A threat model is a process that reviews the security of an information system, identifies potential security issues, and determines the risk associated with each identified issue. The threat risk model process comprises the following steps:

• Identification of Security Objectives – This step determines the overall goals the organization has concerning its security.
• System Survey – The identification of the components that comprise the overall system, data transmission paths, and trust boundaries with external networks.
• System Decomposition – The identification of the constituent components of the system that have a security impact or act as a control.
• Threat Identification – The enumeration of potential known and credible threats to the system.
• Vulnerability Identification – The assessment of identified threats and evaluation of system weaknesses for each threat.

In the context of threat modeling, the STRIDE acronym stands for:

• Spoofing Identity – Threats associated with an attacker taking on the identity of a user.
• Tampering with Data – Threats associated with the unauthorized modification of information.
• Repudiation – Threats associated with the unauthorized deletion or modification of transactional or access information in an attempt to refute that an event has taken place.
• Information Disclosure – Threats associated with the unauthorized disclosure of sensitive information.
• Denial of Service – Threats associated with the overwhelming of a system’s resources to halt the operation of the system.
• Elevation of Privilege – Threats associated with an authorized user taking on the identity of a different user to gain access to services or information that they are not authorized to access.

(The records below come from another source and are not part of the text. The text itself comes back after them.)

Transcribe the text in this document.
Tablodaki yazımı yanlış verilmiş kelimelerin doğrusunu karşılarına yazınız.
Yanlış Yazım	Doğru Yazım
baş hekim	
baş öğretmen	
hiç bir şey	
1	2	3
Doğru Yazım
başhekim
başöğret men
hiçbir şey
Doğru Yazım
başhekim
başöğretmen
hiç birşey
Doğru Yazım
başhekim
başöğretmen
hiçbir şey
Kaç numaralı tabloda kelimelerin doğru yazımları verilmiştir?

The goal of STRIDE threat modeling is to deliver assurance that a system or application will meet the security properties of Confidentiality, Integrity, and Availability (CIA), along with Authorization, Authentication, and Non-Repudiation.

The principle behind threat modeling using STRIDE is the construction of a data flow diagram-based threat model by security subject matter experts. This model then allows the system engineers and other expert stakeholders to review the system or application against the STRIDE threat model classification scheme.

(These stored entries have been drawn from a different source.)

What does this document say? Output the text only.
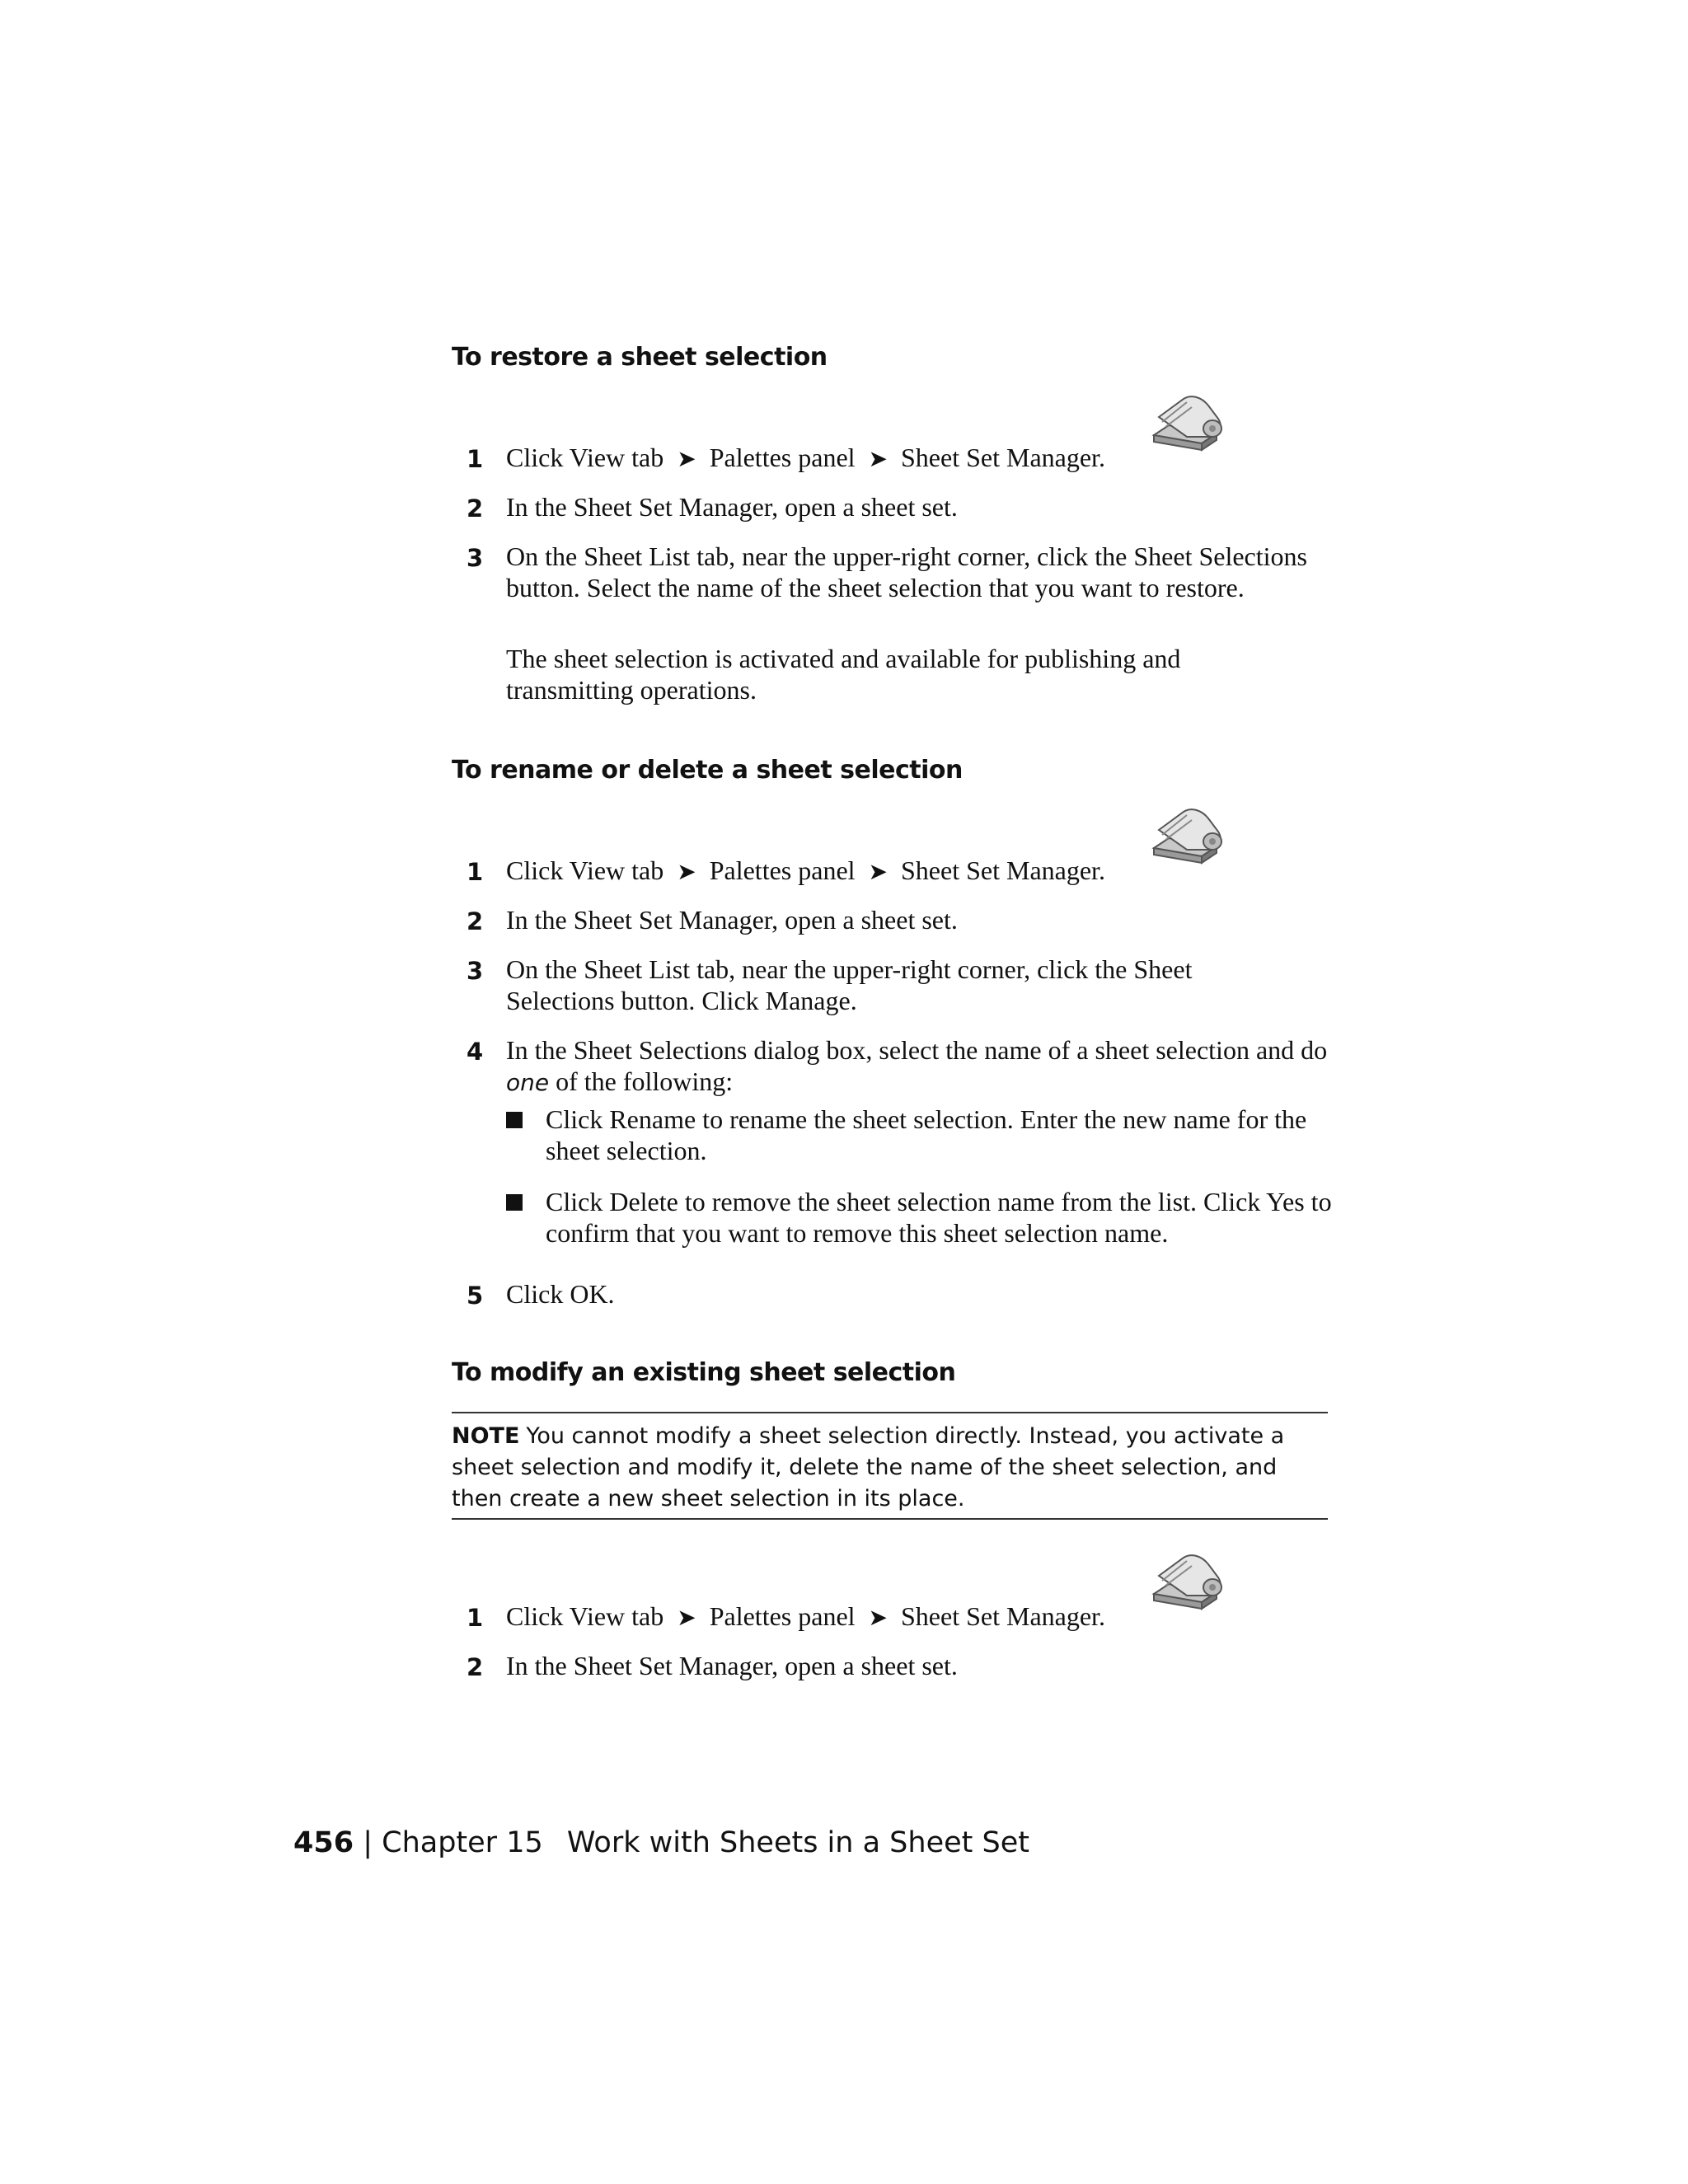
To restore a sheet selection
1 Click View tab ➤ Palettes panel ➤ Sheet Set Manager.
2 In the Sheet Set Manager, open a sheet set.
3 On the Sheet List tab, near the upper-right corner, click the Sheet Selections button. Select the name of the sheet selection that you want to restore.
The sheet selection is activated and available for publishing and transmitting operations.
To rename or delete a sheet selection
1 Click View tab ➤ Palettes panel ➤ Sheet Set Manager.
2 In the Sheet Set Manager, open a sheet set.
3 On the Sheet List tab, near the upper-right corner, click the Sheet Selections button. Click Manage.
4 In the Sheet Selections dialog box, select the name of a sheet selection and do one of the following:
Click Rename to rename the sheet selection. Enter the new name for the sheet selection.
Click Delete to remove the sheet selection name from the list. Click Yes to confirm that you want to remove this sheet selection name.
5 Click OK.
To modify an existing sheet selection
NOTE You cannot modify a sheet selection directly. Instead, you activate a sheet selection and modify it, delete the name of the sheet selection, and then create a new sheet selection in its place.
1 Click View tab ➤ Palettes panel ➤ Sheet Set Manager.
2 In the Sheet Set Manager, open a sheet set.
456 | Chapter 15 Work with Sheets in a Sheet Set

Threat modeling can be applied to systems and applications during development to counter problems before they occur. It also has an application for production systems where retrospective security assessment is required after the event. The main benefits to threat modeling come when it is adopted early in a development life cycle when the cost of implementing security controls is significantly reduced, and the risk of developing a system that can never be secure is eliminated. However, if its too late and the system is designed, threat modeling can still have a role to play in assuring the security of the developed system.

• Analyze early, ideally during the preliminary design phase, once a complete design has been formed, is the most cost-effective option if possible.
• Analyze each component individually during development to secure each component and simplify the security process during the integration of the elements.
• Analyze the integrated system as part of verification and validation processes where issues can be resolved as part of the system debug procedures.

Whenever the system undergoes modification, the change control process should include a review of the threat modeling to identify the presence impact of security-related changes.